In Fastest Pie Making, Landon Butler of 600 Downtown grabbed gold with a blistering 43.78 seconds. Newcomer Tara Hattan, hailing from Andolini’s Pizzeria in Tulsa, Okla., took silver with 52 seconds flat. Roman Miller, also of 600 Downtown, won bronze with 57.44.
Fastest Box Folding concluded with David Whisker of B.C. Pizza in Boyne City, Mich., being as good as gold—he folded five pizza boxes in just 27.87 seconds. Newcomer Max Mathious of Caliente Pizza & Draft House in Pittsburgh took silver with 35.54. Matt Hickey, also of Caliente, took bronze with 42.90 seconds.
The Largest Dough Stretch competition saw a bevy of pizza makers test the limits of how much an 18-ounce dough ball will yield in five minutes. When his paper-thin pizza skin went to the floor for measurement, Butler again came away with gold by stretching it to an eye-popping 35.44 inches averaged diameter.
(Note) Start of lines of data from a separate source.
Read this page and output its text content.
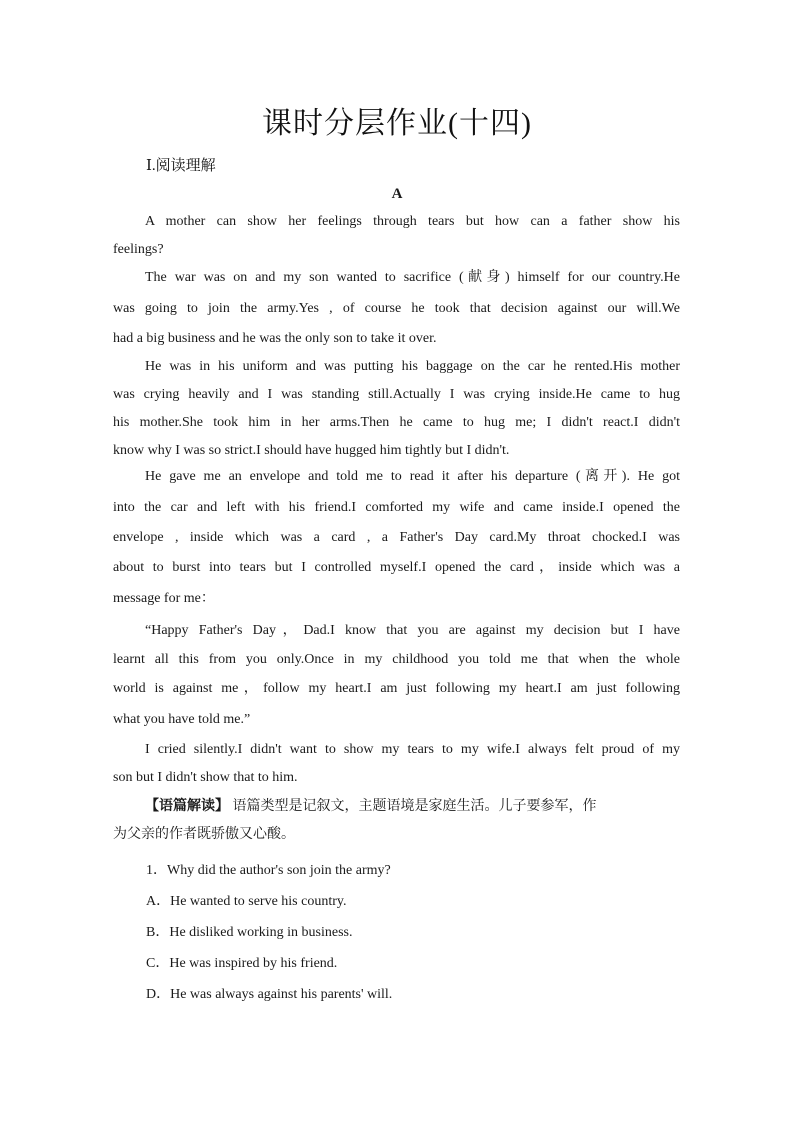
课时分层作业(十四)
Ⅰ.阅读理解
A
A mother can show her feelings through tears but how can a father show his
feelings?
The war was on and my son wanted to sacrifice (献身) himself for our country.He
was going to join the army.Yes , of course he took that decision against our will.We
had a big business and he was the only son to take it over.
He was in his uniform and was putting his baggage on the car he rented.His mother
was crying heavily and I was standing still.Actually I was crying inside.He came to hug
his mother.She took him in her arms.Then he came to hug me; I didn't react.I didn't
know why I was so strict.I should have hugged him tightly but I didn't.
He gave me an envelope and told me to read it after his departure (离开). He got
into the car and left with his friend.I comforted my wife and came inside.I opened the
envelope , inside which was a card , a Father's Day card.My throat chocked.I was
about to burst into tears but I controlled myself.I opened the card，inside which was a
message for me：
“Happy Father's Day，Dad.I know that you are against my decision but I have
learnt all this from you only.Once in my childhood you told me that when the whole
world is against me，follow my heart.I am just following my heart.I am just following
what you have told me.”
I cried silently.I didn't want to show my tears to my wife.I always felt proud of my
son but I didn't show that to him.
【语篇解读】 语篇类型是记叙文，主题语境是家庭生活。儿子要参军，作
为父亲的作者既骄傲又心酸。
1．Why did the author's son join the army?
A．He wanted to serve his country.
B．He disliked working in business.
C．He was inspired by his friend.
D．He was always against his parents' will.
Patt Miller earned silver with a measurement of 33.88 inches. Wilson and Roman Miller narrowly tied for third at 30.42 inches. (Note: due to a mathematical error in the score-keeping process, only one bronze winner was announced at the event.)
PMQ Pizza Magazine, the business trade publication for the pizza restaurant industry, created the U.S. Pizza Team in 2000. Since its formation, the USPT has participated in an international event every year, most frequently at the World Pizza Championship in Parma, Italy. Ranging from culinary masters to dough-tossing phenoms, the Pizza Team renews the passion of those in the industry year after year.